Ahhh. Sleep. The thing we fight when we are young children, can’t get enough of when we are teenagers, alternate between too much and not enough during the college years, and covet when we are parents.
Parenthood has its seasons of decent sleep, but the overarching feeling in my experience is craving the ease of a good night’s sleep.
There are the newborn parent seasons of “oh my goodness I haven’t slept more than an hour at a time for weeks and I don’t know what day it is today” sleep. The toddler parent season of “transitioning to a bed that they can now climb out of at any point in time so I’m sleeping with one ear always listening” sleep. The preschool parent years can be good if you have later sleepers – mine liked to sleep until about 8:00, but my friends had children who woke at the booty crack of dawn no matter what day it was or how late they stayed up the night before. There’s a good run and routine in the elementary school parent years with fairly consistent sleep. And then just when you think you’re about to hit the sleep jackpot you hit the sports and activities parent season. That season can have you up before the sun, traveling to unknown places in order to cheer your child on in their current passion. And then the teen years change your sleep again, where you learn to tolerate reality TV while waiting for them to get home, and still have to get up early the next morning.

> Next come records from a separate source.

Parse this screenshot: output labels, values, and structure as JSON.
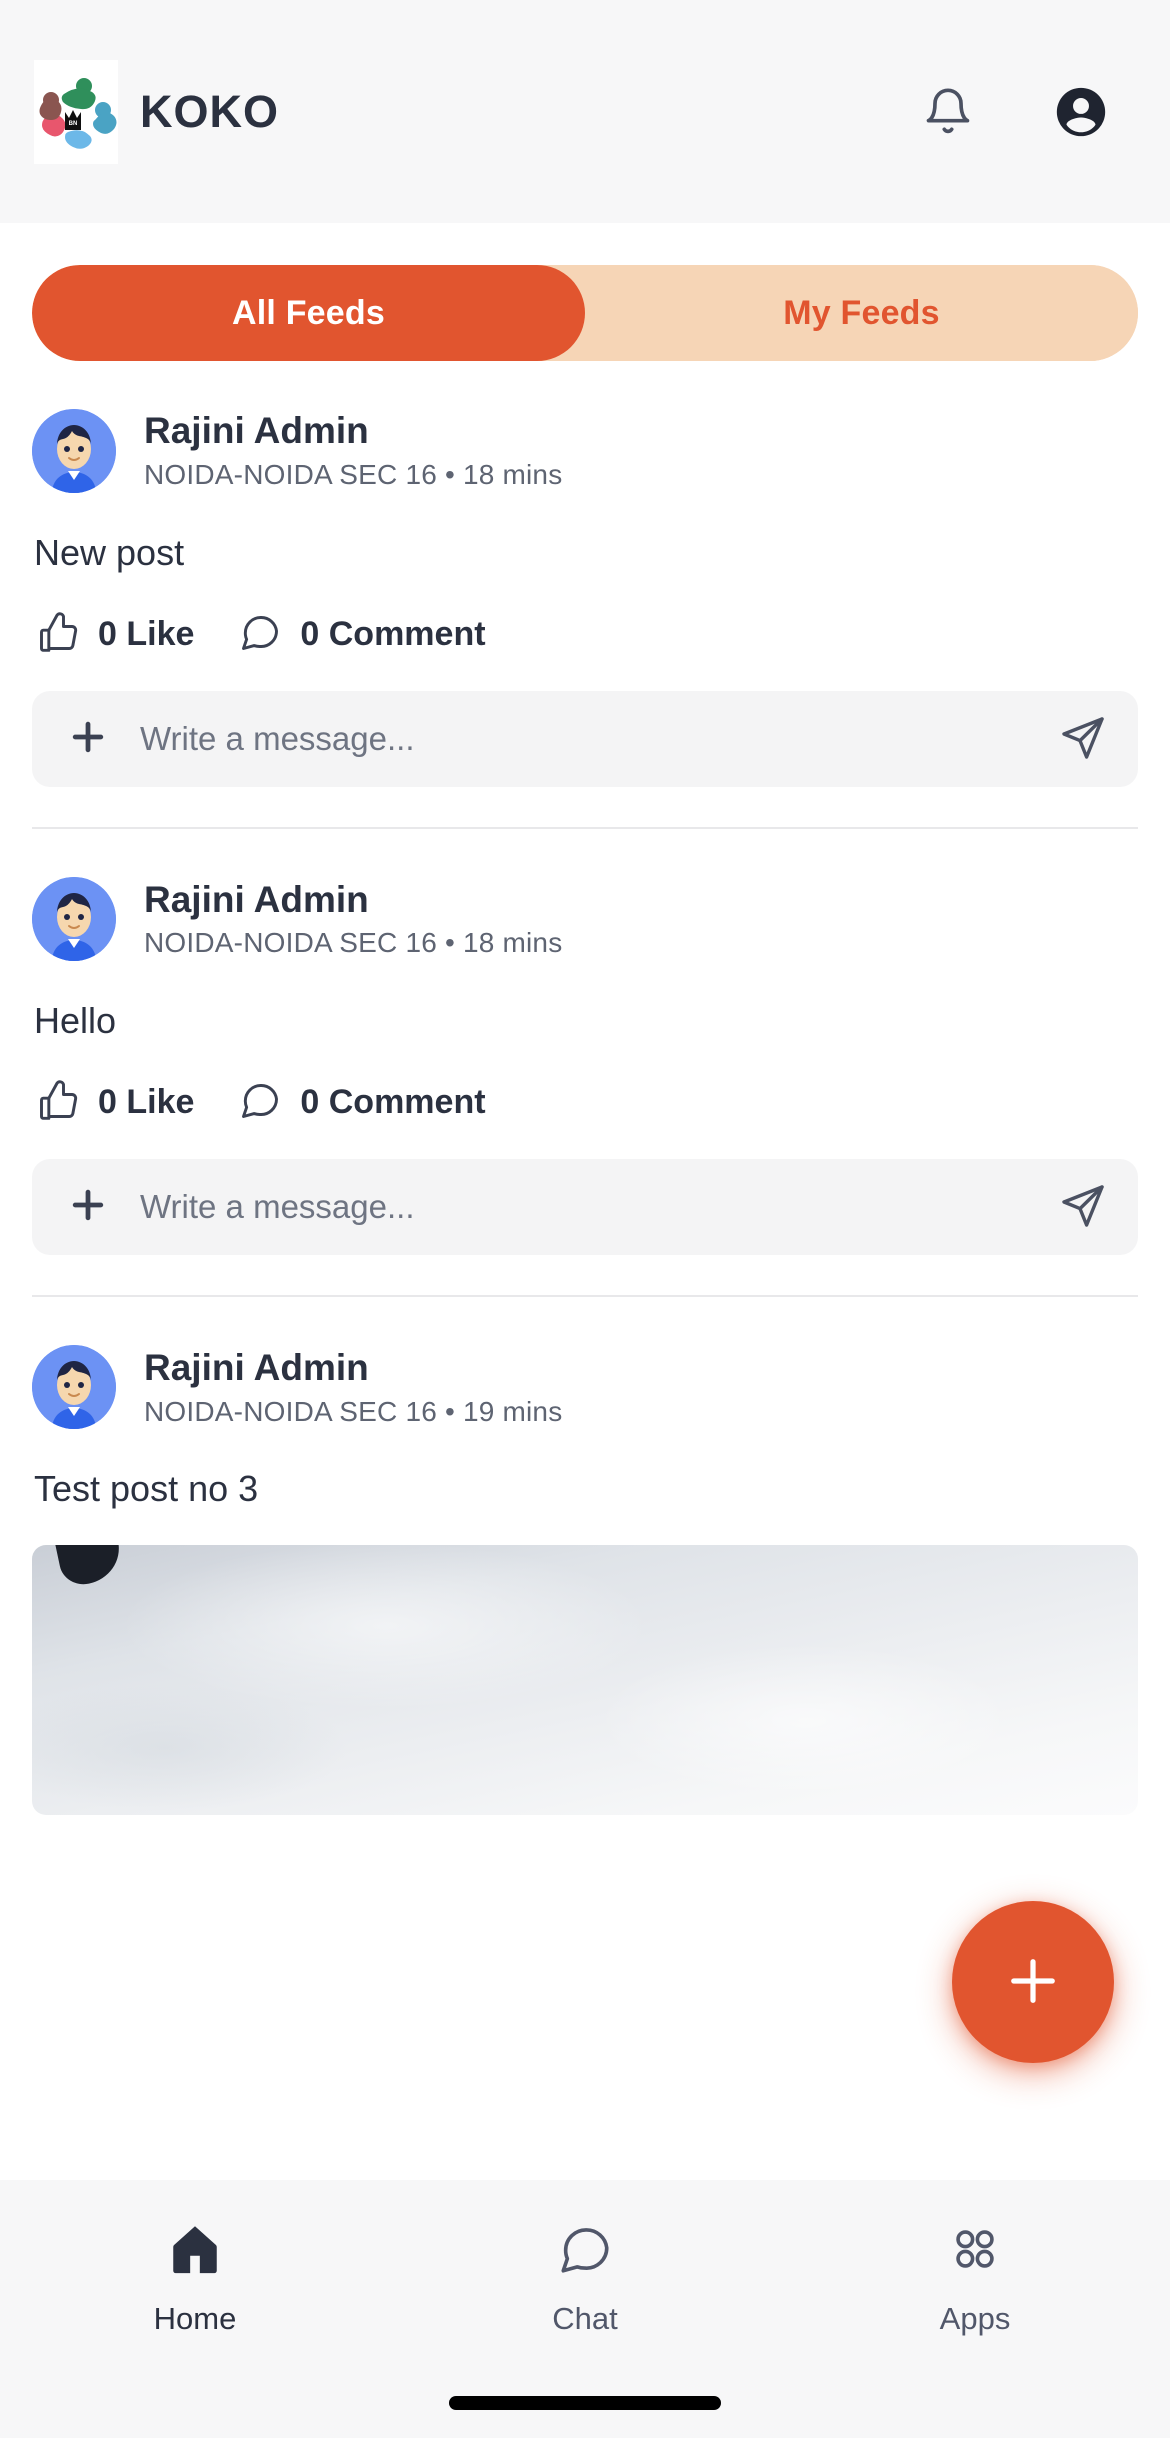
{
  "header": {
    "brand_name": "KOKO",
    "logo_alt": "koko-circle-of-people-logo",
    "notifications_icon": "bell-icon",
    "profile_icon": "account-circle-icon"
  },
  "tabs": [
    {
      "label": "All Feeds",
      "active": true
    },
    {
      "label": "My Feeds",
      "active": false
    }
  ],
  "posts": [
    {
      "author": "Rajini Admin",
      "meta": "NOIDA-NOIDA SEC 16 • 18 mins",
      "text": "New post",
      "like_label": "0 Like",
      "comment_label": "0 Comment",
      "composer_placeholder": "Write a message...",
      "composer_value": "",
      "has_image": false
    },
    {
      "author": "Rajini Admin",
      "meta": "NOIDA-NOIDA SEC 16 • 18 mins",
      "text": "Hello",
      "like_label": "0 Like",
      "comment_label": "0 Comment",
      "composer_placeholder": "Write a message...",
      "composer_value": "",
      "has_image": false
    },
    {
      "author": "Rajini Admin",
      "meta": "NOIDA-NOIDA SEC 16 • 19 mins",
      "text": "Test post no 3",
      "has_image": true
    }
  ],
  "fab": {
    "icon": "plus-icon",
    "label": "+"
  },
  "bottom_nav": [
    {
      "label": "Home",
      "icon": "home-icon",
      "active": true
    },
    {
      "label": "Chat",
      "icon": "chat-bubble-icon",
      "active": false
    },
    {
      "label": "Apps",
      "icon": "apps-grid-icon",
      "active": false
    }
  ],
  "colors": {
    "accent": "#e1552f",
    "accent_light": "#f6d5b6",
    "text_primary": "#2b3140",
    "text_secondary": "#5e6472",
    "surface": "#f7f7f8",
    "field": "#f4f4f5",
    "avatar_bg": "#6c92f4"
  }
}
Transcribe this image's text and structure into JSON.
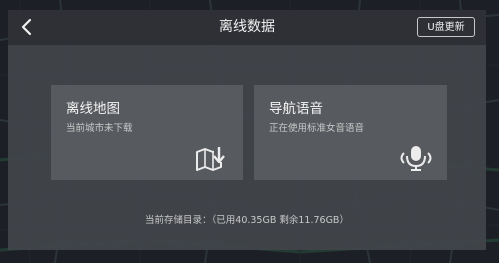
{
  "header": {
    "title": "离线数据",
    "udisk_update_label": "U盘更新"
  },
  "cards": [
    {
      "title": "离线地图",
      "subtitle": "当前城市未下载",
      "icon": "map-download-icon"
    },
    {
      "title": "导航语音",
      "subtitle": "正在使用标准女音语音",
      "icon": "voice-microphone-icon"
    }
  ],
  "storage_text": "当前存储目录：（已用40.35GB 剩余11.76GB）",
  "colors": {
    "panel": "#42454a",
    "header": "#2e3034",
    "card": "#575a5f",
    "text": "#f4f4f4",
    "subtext": "#c9c9c9"
  }
}
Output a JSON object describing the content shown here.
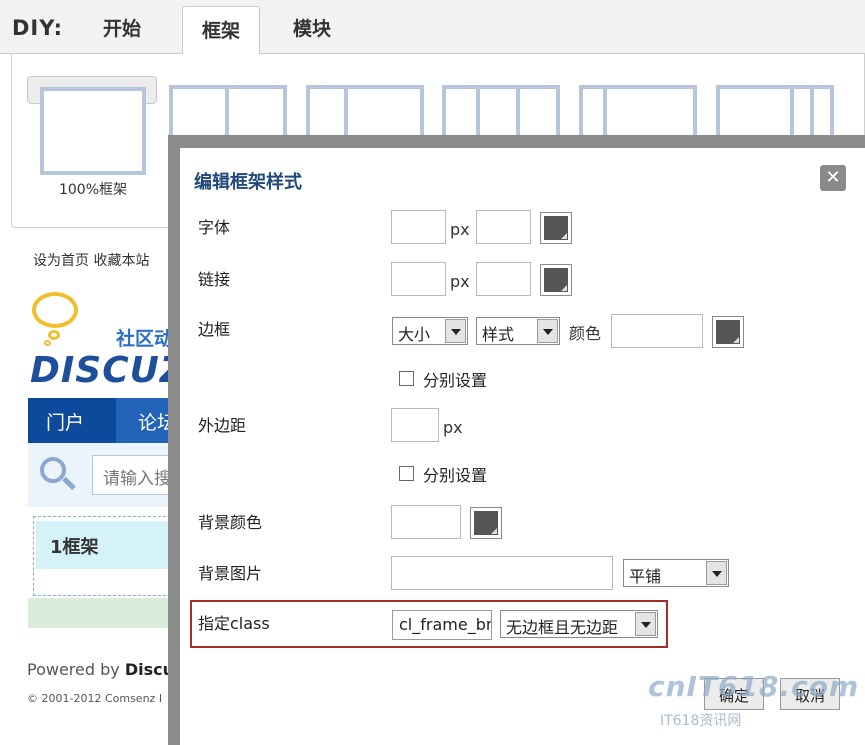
{
  "diy": {
    "label": "DIY:",
    "tabs": [
      {
        "label": "开始"
      },
      {
        "label": "框架"
      },
      {
        "label": "模块"
      }
    ]
  },
  "frames": {
    "selected_caption": "100%框架"
  },
  "page": {
    "top_links": "设为首页  收藏本站",
    "community_text": "社区动",
    "logo_text": "DISCUZ",
    "nav": [
      "门户",
      "论坛"
    ],
    "search_placeholder": "请输入搜",
    "frame_label": "1框架",
    "powered_prefix": "Powered by ",
    "powered_brand": "Discuz",
    "copyright": "© 2001-2012 Comsenz I"
  },
  "dialog": {
    "title": "编辑框架样式",
    "close_glyph": "✕",
    "fields": {
      "font_label": "字体",
      "link_label": "链接",
      "border_label": "边框",
      "margin_label": "外边距",
      "bg_color_label": "背景颜色",
      "bg_image_label": "背景图片",
      "class_label": "指定class"
    },
    "unit_px": "px",
    "border_size_select": "大小",
    "border_style_select": "样式",
    "border_color_label": "颜色",
    "separate_setting": "分别设置",
    "bg_repeat_select": "平铺",
    "class_input_value": "cl_frame_bm",
    "class_select": "无边框且无边距",
    "ok_button": "确定",
    "cancel_button": "取消"
  },
  "watermark": {
    "brand": "cnIT618.com",
    "sub": "IT618资讯网"
  }
}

To be fair, I wouldn’t trade any season. They were all beautiful and amazing and slightly exhausting in their own ways. And somehow all of humankind has survived all the tough seasons of sleep.
For me I think I was a very different nighttime parent. Especially when they were young. During the day, I had the energy, patience, and presence of mind to talk through things we were working on and behaviors we were encouraging. But at night, I would do anything to get my kids to go back to sleep.
For me that meant co-sleeping with my babies/toddlers. I didn’t start out with that plan. I set up a crib for my first, with sweet soft honey colored bedding to match our classic Winnie the Pooh nursery. And I think he probably slept a grand total of 27 minutes in it.
It meant co-sleeping, and mattresses on the floor next to our bed. It meant toddlers and preschoolers piling into bed with us in the middle of most nights. At first they came every night. And then many nights, and eventually those stretches between visits got longer and longer until they only came to us when they were sick or scared.
So if you are a mama, who like me will do anything to eek out just a little more sleep and anything to get them to go back to sleep at 2 in the morning – I see you, I feel you, and I promise you it will get better. They will eventually sleep more and sleep on their own. But in the meantime rest assured that you are making them feel safe, and special, and heard.
And some day when you are rounding the corner from parenting into grandparenting like I am, you will actually look back fondly on those days of pulling those warm footie pajama clad babes into bed with you to snuggle.
Trust yourself. Give yourself permission to just choose sleep. Safe sleep of course, but sleep any way you can get it. You can safely sleep with your little ones if you choose to do so. I’ve included the La Leche League’s information about safe sleep here as promised in our podcast episode about newborn sleep.
And if you choose not to co-sleep, know that you are doing what is best for your child, your family, and you. You know what works for you and that is what matters for your family.